Aujourd’hui, 3 millions de Français seraient atteints de maladies génétiques, soit 1 français sur 22. Il s’agit de maladies dues à des anomalies présentes sur un ou plusieurs chromosomes et qui entraînent un défaut de fonctionnement de certaines cellules de l’organisme. À ce jour, il existe près de 6 000 maladies génétiques, dont le gène en cause a été identifié pour environ la moitié. Contrairement aux idées reçues, toutes les maladies génétiques ne sont pas héréditaires. En effet, certaines d’entre elles peuvent être liées à une anomalie génétique survenue au cours de la vie comme c’est notamment le cas pour les cancers et pour de nombreuses maladies neurodégénératives. Une altération génétique peut également apparaître lors de la fabrication des gamètes (cellules reproductrices parentales). Ainsi, le génome de l’enfant issu de gamètes altérés sera porteur d’une anomalie génétique qui n’est pas initialement présente dans le génome des parents.

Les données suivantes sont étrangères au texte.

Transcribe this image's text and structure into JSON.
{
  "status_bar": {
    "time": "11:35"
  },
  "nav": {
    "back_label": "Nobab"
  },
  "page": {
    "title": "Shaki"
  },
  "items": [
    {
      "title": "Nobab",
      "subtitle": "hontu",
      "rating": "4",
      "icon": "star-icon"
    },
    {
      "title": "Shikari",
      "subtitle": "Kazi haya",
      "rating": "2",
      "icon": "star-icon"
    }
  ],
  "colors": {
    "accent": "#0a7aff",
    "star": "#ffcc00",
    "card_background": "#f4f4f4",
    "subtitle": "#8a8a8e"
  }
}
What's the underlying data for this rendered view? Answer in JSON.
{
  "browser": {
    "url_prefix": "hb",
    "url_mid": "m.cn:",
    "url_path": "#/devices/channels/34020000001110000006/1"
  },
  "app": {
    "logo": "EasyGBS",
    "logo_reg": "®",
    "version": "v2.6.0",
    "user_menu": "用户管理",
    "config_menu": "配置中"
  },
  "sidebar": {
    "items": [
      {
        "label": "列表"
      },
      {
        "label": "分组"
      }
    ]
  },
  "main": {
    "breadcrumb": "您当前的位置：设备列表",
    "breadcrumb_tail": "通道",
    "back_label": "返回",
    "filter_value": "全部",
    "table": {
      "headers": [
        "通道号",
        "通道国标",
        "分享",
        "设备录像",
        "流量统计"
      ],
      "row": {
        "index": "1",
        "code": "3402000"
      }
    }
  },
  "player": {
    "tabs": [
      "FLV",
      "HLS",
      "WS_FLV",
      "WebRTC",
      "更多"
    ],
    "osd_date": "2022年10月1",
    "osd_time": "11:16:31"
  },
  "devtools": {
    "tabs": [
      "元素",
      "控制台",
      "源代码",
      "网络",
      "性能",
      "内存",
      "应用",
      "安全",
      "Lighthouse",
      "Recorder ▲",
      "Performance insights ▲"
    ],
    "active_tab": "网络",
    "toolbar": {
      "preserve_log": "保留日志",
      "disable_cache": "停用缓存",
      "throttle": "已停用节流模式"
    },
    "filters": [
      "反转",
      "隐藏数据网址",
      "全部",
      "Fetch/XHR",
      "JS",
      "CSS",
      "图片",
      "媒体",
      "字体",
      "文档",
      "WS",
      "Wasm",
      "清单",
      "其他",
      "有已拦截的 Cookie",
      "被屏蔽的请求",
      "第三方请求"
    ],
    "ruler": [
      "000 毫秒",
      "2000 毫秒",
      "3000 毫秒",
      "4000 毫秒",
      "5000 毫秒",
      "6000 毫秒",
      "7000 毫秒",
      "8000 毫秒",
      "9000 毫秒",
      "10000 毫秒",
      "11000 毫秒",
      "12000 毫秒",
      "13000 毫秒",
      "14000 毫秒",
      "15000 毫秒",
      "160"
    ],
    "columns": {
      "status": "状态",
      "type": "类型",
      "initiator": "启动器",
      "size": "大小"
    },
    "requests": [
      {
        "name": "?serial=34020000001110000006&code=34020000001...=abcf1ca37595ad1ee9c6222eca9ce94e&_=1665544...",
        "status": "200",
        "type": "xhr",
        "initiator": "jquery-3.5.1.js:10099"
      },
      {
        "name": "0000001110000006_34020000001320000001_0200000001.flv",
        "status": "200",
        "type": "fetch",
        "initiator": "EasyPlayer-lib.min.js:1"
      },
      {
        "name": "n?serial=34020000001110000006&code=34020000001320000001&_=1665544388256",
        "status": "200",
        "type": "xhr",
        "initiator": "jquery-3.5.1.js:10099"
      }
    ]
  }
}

Il existe différents types d’anomalies :
- Les anomalies chromosomiques : les chromosomes porteurs de l’ADN peuvent comporter une altération au sein de leur structure. Ils peuvent également être présents en trop grand nombre dans la cellule. Par exemple, la trisomie 21, ou syndrome de Down, découle de la présence d’un chromosome surnuméraire au niveau de la 21e paire de
chromosomes. - Les anomalies résultantes de la modification d’un gène : on parle alors de maladies géniques. L’altération d’un seul gène, aussi appelé mutation, peut suffire à perturber la vie des personnes concernées. Toutefois, certaines mutations ne constituent pas la cause directe d’une maladie mais peuvent être à l’origine de simples prédispositions (facteurs de risque).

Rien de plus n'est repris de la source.